No one has commented publicly on my post about suboptimal drafting in the contract for Jeff Bezos’s acquisition of the Washington Post (here). That comes as no surprise: I’ve learned that M&A practitioners are reluctant to stick their neck out.
But I did receive one comment privately:
Digital delivery of movies to theaters is way more efficient and cost effective than film delivery. Yet it took a long time to implement because the cost of retrofitting theaters fell on the owner of the theater, but the benefits accrued to the studios. Eventually they sorted it out, but that is a relatively closed business—the parties bearing the cost and reaping the benefit dealt with each other over and over. In M&A contract land, it’s generally a one shot deal, and the probability of the imperfectly drafted contract harming you is small (although the magnitude of the harm can be great), but the cost (not just in money, but in time to signing (always an imperative) and risk of pissing off the other side) can be large. Therefore, even enlightened people just tinker around the edges.
I think that’s a good analogy. In the case of M&A drafting, clients are in the position of the studios and law firms are in the position of the theaters. But the analogy isn’t perfect: studios were keen to deliver movies digitally, whereas I haven’t heard much about clients agitating for a more efficient M&A process.
I agree that it’s not realistic to expect law firms to take the initiative to make the process of drafting contracts more efficient. In addition to the “one shot deal” factor that my commenter mentions, you also have the fact that the billable hour rewards inefficiency. And don’t underestimate ego as a reason why some law-firm partners might be reluctant to accept that anything is amiss.

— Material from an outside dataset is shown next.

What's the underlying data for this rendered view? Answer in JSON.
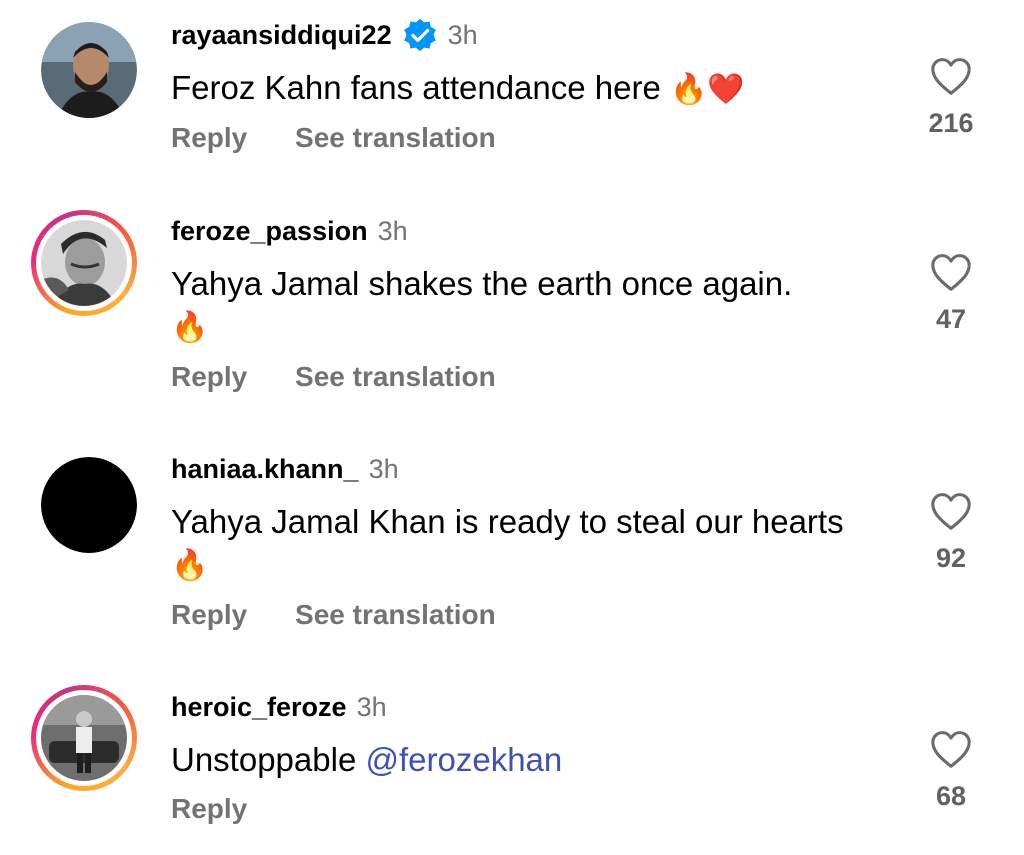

Who might agitate for change? You can’t expect bar associations to assume that role. If individual law firms can’t countenance change, you can’t expect that when M&A lawyers get together they’ll somehow acquire an appetite for shaking things up. Furthermore, bar associations rely on volunteers, and putting M&A drafting on a rational footing won’t happen without funding and some full-time staffing.
That’s why any change would have to be driven by clients. It would require little in the way of resources: a document-assembly system; a small team to work on the content; and an editorial board to provide big-picture input. Such an initiative would have to be overseen by an organization analogous to the National Venture Capital Association.
I’m not claiming that such an initiative would have a dramatic impact. But it would sure save, in the aggregate, a vast amount of drafting and negotiating time, allowing clients to save money and get deals done more quickly.
This is not a new idea. I wrote about it in 2011, in this post and this post. And in this 2007 article, two Jones Day lawyers, Robert Profusek and Lyle Ganske, showed commendable gumption in acknowledging that something’s amiss with deal documentation.
Do I expect something to happen? No. But I’m willing to keep pointing out that which seems obvious.